II In the second assignment of error, appellant submits that the trial court abused its discretion when it failed to prepare a child support computation worksheet. We disagree. The Ohio Supreme Court has found that R.C. 3113.215 mandates that a court complete a child support computation worksheet. Marker v. Grimm (1992),65 Ohio St. 3d 139, 141-142. The Marker Court declared that "a worksheet must actually be completed" and that "the responsibility to ensure that the calculation is made using the . . . worksheet rests with the trial court." Marker at 142 (Emphasis original). The Supreme Court concluded that if the completion of a worksheet is required, the trial court must include the worksheet in the record. Id. In the case sub judice, the trial court in its October 5, 1999, Judgment Entry, adopted the worksheet submitted by appellee, finding the worksheet to be correct. A copy of the worksheet was attached to the trial court's Judgment Entry. We find that the requirements of R.C. 3113.215 and Marker v. Grimm, supra, were met by the trial court. A worksheet, found to be correct by the trial court, was completed and included in the Judgment Entry.

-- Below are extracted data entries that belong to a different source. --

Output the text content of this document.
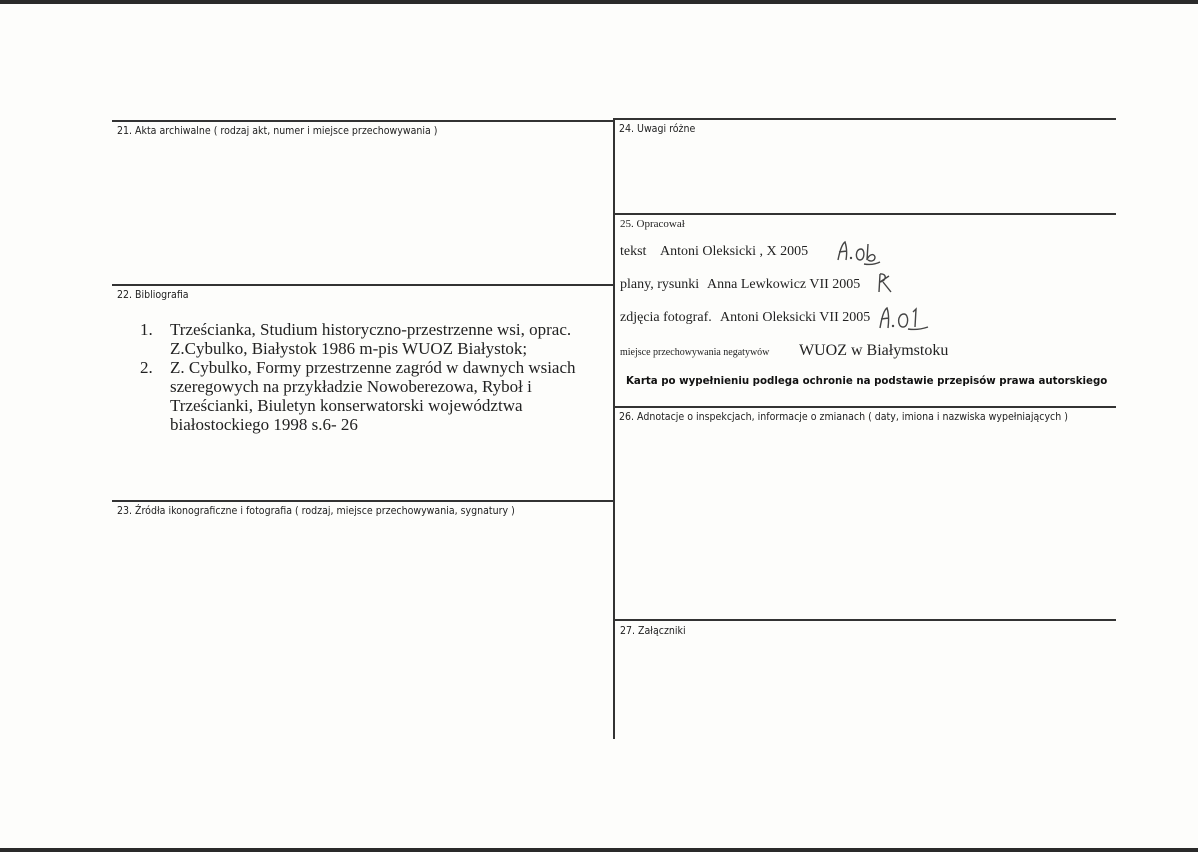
21. Akta archiwalne ( rodzaj akt, numer i miejsce przechowywania )
22. Bibliografia
23. Źródła ikonograficzne i fotografia ( rodzaj, miejsce przechowywania, sygnatury )
1. Trześcianka, Studium historyczno-przestrzenne wsi, oprac. Z.Cybulko, Białystok 1986 m-pis WUOZ Białystok;
2. Z. Cybulko, Formy przestrzenne zagród w dawnych wsiach szeregowych na przykładzie Nowoberezowa, Ryboł i Trześcianki, Biuletyn konserwatorski województwa białostockiego 1998 s.6- 26
24. Uwagi różne
25. Opracował
tekst Antoni Oleksicki , X 2005
plany, rysunki Anna Lewkowicz VII 2005
zdjęcia fotograf. Antoni Oleksicki VII 2005
miejsce przechowywania negatywów WUOZ w Białymstoku
Karta po wypełnieniu podlega ochronie na podstawie przepisów prawa autorskiego
26. Adnotacje o inspekcjach, informacje o zmianach ( daty, imiona i nazwiska wypełniających )
27. Załączniki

While the trial court is responsible to ensure that a child support computation worksheet is completed and is correct, we do not believe that Marker intended to require a trial court to prepare a worksheet identical to the worksheet already prepared and filed by a party. Therefore, we find a trial court may adopt a worksheet of one of the parties it finds to be correct. Appellant's second assignment of error is overruled.

The Judgment of the Tuscarawas County Court of Common Pleas is reversed and remanded to the trial court for proceedings consistent with this opinion.

By EDWARDS and FARMER, concur. J. HOFFMAN, P.J concurs in part and dissents in part.